Submit and monitor SLURM jobs via SSH
Project description
SSH SLURM Client
A Python library and CLI tool for submitting and monitoring SLURM jobs on DGX servers via SSH.
Features
- SLURM job submission via SSH connections
- Automatic job ID extraction
- Periodic job status monitoring
- Job log output retrieval
- File handling:
- Local files: Automatically uploaded to server's temporary folder (/tmp/ssh-slurm) and executed
- Remote files: Direct execution of existing files on server (specified with absolute path)
- Connection management:
.ssh/configsupport- Custom profile management (SSH config hosts or direct connection info)

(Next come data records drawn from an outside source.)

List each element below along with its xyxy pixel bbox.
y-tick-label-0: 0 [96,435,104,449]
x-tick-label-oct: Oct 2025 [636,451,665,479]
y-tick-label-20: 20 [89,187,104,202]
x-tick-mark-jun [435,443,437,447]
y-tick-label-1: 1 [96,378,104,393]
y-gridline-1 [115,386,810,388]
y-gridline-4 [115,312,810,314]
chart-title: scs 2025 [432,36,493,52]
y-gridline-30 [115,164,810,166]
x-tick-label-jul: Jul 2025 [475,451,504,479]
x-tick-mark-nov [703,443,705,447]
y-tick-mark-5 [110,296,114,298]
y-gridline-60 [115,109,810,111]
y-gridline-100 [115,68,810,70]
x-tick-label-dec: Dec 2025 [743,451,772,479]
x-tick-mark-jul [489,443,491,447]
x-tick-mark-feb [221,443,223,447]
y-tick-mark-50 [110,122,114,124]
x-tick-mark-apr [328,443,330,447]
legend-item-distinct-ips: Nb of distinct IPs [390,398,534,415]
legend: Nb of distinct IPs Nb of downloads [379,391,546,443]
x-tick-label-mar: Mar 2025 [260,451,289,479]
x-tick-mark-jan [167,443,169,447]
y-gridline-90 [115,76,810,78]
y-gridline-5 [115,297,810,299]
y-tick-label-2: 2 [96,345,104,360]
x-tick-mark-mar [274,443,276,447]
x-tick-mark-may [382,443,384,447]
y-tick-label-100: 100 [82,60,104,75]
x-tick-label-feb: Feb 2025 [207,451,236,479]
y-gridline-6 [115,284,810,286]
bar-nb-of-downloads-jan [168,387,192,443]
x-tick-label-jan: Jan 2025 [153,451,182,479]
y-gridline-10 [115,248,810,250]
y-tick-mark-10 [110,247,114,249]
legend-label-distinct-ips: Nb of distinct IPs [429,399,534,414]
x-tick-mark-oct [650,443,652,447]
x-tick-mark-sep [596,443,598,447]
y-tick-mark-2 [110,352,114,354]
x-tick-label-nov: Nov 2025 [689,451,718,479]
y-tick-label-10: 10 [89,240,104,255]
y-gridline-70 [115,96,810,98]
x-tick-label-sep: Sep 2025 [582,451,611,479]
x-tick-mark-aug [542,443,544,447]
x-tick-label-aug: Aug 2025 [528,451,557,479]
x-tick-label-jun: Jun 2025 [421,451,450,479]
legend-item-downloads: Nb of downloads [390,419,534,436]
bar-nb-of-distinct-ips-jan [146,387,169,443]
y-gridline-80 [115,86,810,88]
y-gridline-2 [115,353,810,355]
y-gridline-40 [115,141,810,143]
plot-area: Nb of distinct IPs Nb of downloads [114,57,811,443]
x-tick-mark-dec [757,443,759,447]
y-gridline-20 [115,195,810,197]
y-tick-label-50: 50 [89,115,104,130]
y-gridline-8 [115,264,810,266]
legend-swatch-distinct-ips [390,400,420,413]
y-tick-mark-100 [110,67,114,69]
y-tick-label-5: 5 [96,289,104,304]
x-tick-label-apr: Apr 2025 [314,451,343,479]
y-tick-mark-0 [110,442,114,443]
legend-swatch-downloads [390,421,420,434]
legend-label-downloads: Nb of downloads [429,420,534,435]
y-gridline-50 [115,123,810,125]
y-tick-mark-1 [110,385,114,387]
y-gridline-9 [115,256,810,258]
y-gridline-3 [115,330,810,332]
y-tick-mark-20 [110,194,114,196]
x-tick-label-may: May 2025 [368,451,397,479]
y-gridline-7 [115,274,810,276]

- Automatic environment variable transfer:
- Auto-detection and transfer of common environment variables like HF_TOKEN, WANDB_API_KEY, etc.
- Available as both CLI tool and Python library
Installation
pip install -e .
Usage
As CLI Tool
Basic Usage
# Execute local script file
ssb my_script.sh --host dgx1
# Execute remote script file
ssb /home/user/scripts/remote_script.sh --host dgx1
# Use profile
ssb my_script.sh --profile dgx1
# Use SSH config settings
ssb my_script.sh --host my-dgx-server
# Direct specification
ssb my_script.sh --hostname dgx.example.com --username user --key-file ~/.ssh/id_rsa
Detailed Options
# Verbose logging, job name specification, monitoring interval
ssb script.sh --host dgx1 --job-name my_job --poll-interval 5 --verbose
# Don't delete uploaded files
ssb script.sh --host dgx1 --no-cleanup
# Submit job without monitoring
ssb script.sh --host dgx1 --no-monitor
# Environment variables are automatically detected and transferred (HF_TOKEN, WANDB_API_KEY, etc.)
ssb script.sh --host dgx1
# Additionally pass local environment variables
ssb script.sh --host dgx1 --env-local CUSTOM_TOKEN
# Set custom environment variables
ssb script.sh --host dgx1 --env "CUSTOM_VAR=value" --env "DEBUG=true"
# Combined usage
ssb script.sh --host dgx1 --env-local CUSTOM_TOKEN --env "MODEL_NAME=llama3" --verbose
Profile Management
Adding Profiles
Using SSH config host:
# Specify host configured in SSH config
ssb profile add dgx1 --ssh-host my-dgx-host --description "DGX-1 server"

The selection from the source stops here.